Endoscopic Antireflux Therapies: Are We Near Closing the Treatment Gap in GERD

Abstract

Endoscopic Antireflux Therapies: Are We Near Closing the Treatment Gap in GERD

Ali Lankarani, MD1, Jose Nieto, DO, FACG2 - Borland Groover Clinic, St. Johns, FL; 2. Borland Groover Clinic, Jacksonville, FL

Introduction: Extra-esophageal symptoms of GERD such as Sore Throat, Laryngopharyngeal Reflux, Non-Cardiac Chest Pain and GERD induced Asthma and aspiration do not respond with the same regularity to PPIs. Regurgitation is quite common and difficult to relieve even with high-dose acid suppression. Until recently there was no minimally invasive alternative until recently. Several endoscopic therapies have been developed and tested in the hope of filling this “treatment gap.”

Methods: Ultrasound Assisted Endoscopic Fundoplasty device or MUSE incorporates a video camera for direct visualization during insertion and staple site selection.
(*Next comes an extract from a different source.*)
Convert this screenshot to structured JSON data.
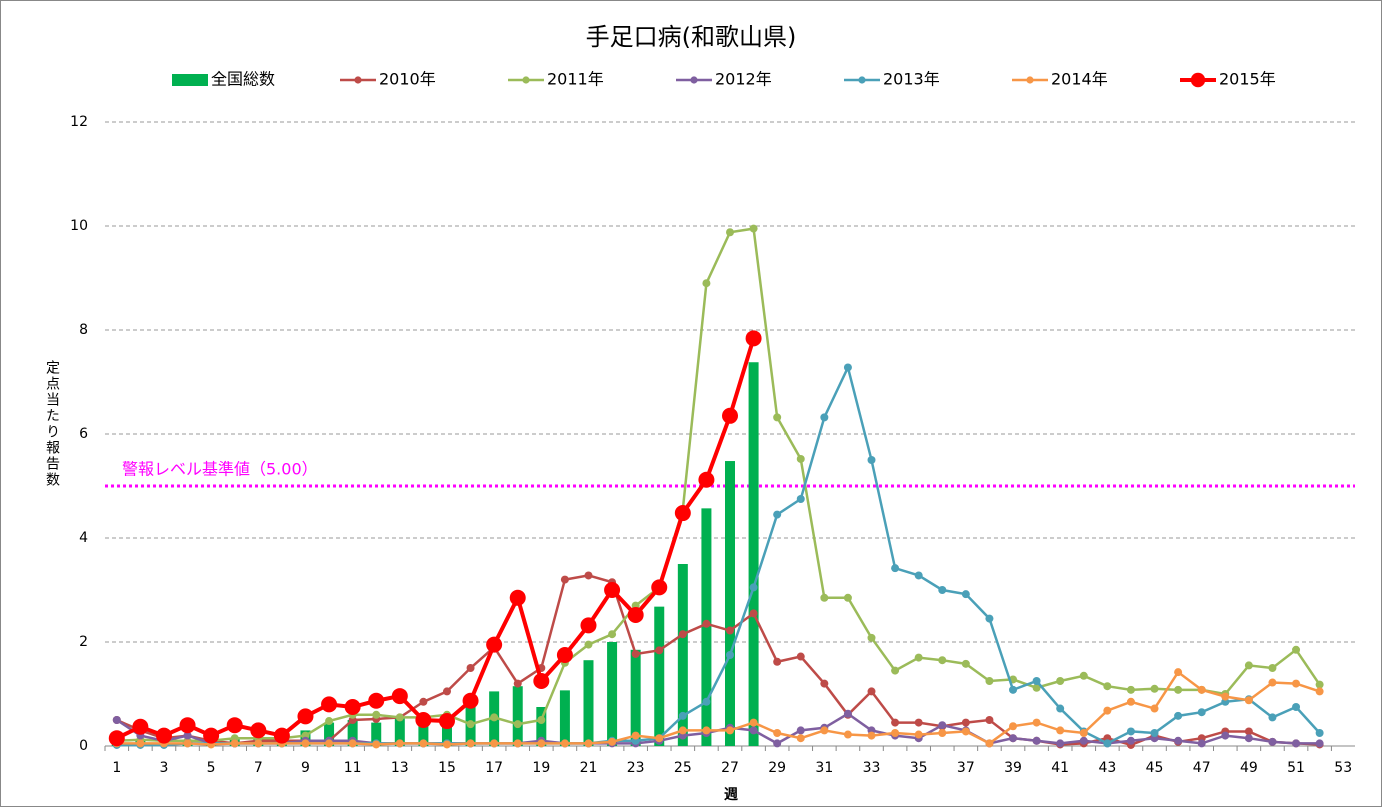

After the staple site selected, the scope will be retroflexed which results in opposition of gastric fundus next the intrabdominal portion of the esophagus 3 cm above the gastroesophageal junction. At this point an alignment pin will be inserted from the distal tip to the shaft of the scope at the area of staple cartridge. This is followed by the insertion of two screws that compress the tissue between the tip and the shaft of scope under continues ultrasound measurements. When proper stapling gap is achieved, 5 standard 4.8mm titanium surgical staples are deployed simultaneously between the stomach and intrabdominal esophagus. During each application, 5 staples simultaneously will be inserted at each location. The scope will be withdrawn from the patient after each staple deployment. The scope will be reinserted after stapling cartridge change to identify the next stapling location. Generally, 3-5 locations will be staples in each patient. This results in deployment of 15 to 25 staples and creation of a 150–180° anterior fundoplication.

Results: Average time per procedure is around 50 minutes. MUSE is a single physician procedure with a steep learning curve. A gastroenterologist with established experience in advanced endoscopic procedures generally is able to achieve 50 minutes, average time per procedure, after appropriate training and two independent procedures. 2/3 of patients post procedure usually can stay off of PPI for long term.

Discussion: Introduction of MUSE as a technically easy and safe platform, to perform Ultrasound Assisted Endoscopic Fundoplasty, sparked the interests again for endoscopic therapy in GERD. Early results showing promising improvement in subjective and objective parameters and potentially this novel technology could play a key role to close the treatment gap in GERD treatment.
Citation: Ali Lankarani, MD; Jose Nieto, DO, FACG. ENDOSCOPIC ANTIREFLUX THERAPIES: ARE WE NEAR CLOSING THE TREATMENT GAP IN GERD. Program No. P1648. ACG 2015 Annual Scientific Meeting Abstracts. Honolulu, HI: American College of Gastroenterology.